Jembatan penyeberangan kayu di Pulau Bromo kembali menimbulkan korban jiwa. Pada Jumat (7/4) sore, seorang lelaki tua penjual es keliling terjerembab. Lalu terjun ke sungai bersama sepeda dan dagangannya.
Video tersebut tersebar luas di grup aplikasi WhatsApp. Peristiwa itu terjadi persis di RT 6, Desa Mantuil, Kecamatan Banjarmasin Selatan. Ayu dan warga sekitar sudah mewanti-wanti penjual es agar tidak melintasi titian.
Menurut dia, jembatan tersebut terlihat rusak sejak dua hari terakhir. Ada lubang besar. Fondasi kayu di bawah titian juga lapuk dan bengkok. “Bahkan tidak ada yang berani mengendarai kendaraan. Pilih parkir di pinggir jalan, atau di pekarangan warga,” jelasnya, (7/4) malam.

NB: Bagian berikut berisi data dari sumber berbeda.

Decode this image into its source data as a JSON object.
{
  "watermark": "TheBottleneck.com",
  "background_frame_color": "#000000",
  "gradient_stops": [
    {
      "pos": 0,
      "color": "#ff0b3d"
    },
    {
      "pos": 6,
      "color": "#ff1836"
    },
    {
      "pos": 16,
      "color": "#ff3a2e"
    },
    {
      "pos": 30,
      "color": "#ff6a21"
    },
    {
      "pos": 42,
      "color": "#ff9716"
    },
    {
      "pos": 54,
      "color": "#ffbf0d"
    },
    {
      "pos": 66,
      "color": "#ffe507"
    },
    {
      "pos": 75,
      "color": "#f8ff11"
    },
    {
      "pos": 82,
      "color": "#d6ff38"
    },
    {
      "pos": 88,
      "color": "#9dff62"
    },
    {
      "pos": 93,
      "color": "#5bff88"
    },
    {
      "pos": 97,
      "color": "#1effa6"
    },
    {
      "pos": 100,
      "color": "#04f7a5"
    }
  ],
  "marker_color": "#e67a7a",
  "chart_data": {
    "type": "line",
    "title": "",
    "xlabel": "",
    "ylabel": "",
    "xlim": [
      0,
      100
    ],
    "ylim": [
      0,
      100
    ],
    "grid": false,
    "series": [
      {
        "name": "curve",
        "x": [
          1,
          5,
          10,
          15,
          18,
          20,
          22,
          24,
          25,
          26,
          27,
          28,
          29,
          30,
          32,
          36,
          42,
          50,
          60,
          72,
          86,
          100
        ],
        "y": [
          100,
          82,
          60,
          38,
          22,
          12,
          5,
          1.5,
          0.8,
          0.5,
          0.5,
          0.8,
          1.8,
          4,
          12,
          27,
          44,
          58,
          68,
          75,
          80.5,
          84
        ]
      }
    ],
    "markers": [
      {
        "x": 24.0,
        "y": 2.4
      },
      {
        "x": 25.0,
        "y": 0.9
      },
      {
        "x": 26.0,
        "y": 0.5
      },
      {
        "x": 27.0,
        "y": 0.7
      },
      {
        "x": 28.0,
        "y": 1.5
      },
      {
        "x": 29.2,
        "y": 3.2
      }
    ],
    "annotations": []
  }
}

Ayu menyaksikan, awalnya penjual es keliling masih bisa lewat. Namun, bukan untuk kedua kalinya saat berbalik arah untuk pulang. Saat itulah titian langsung roboh. “Ambruk saja. Dia tenggelam dalam sepeda dan barang dagangannya. Saya sangat menyesal,” katanya.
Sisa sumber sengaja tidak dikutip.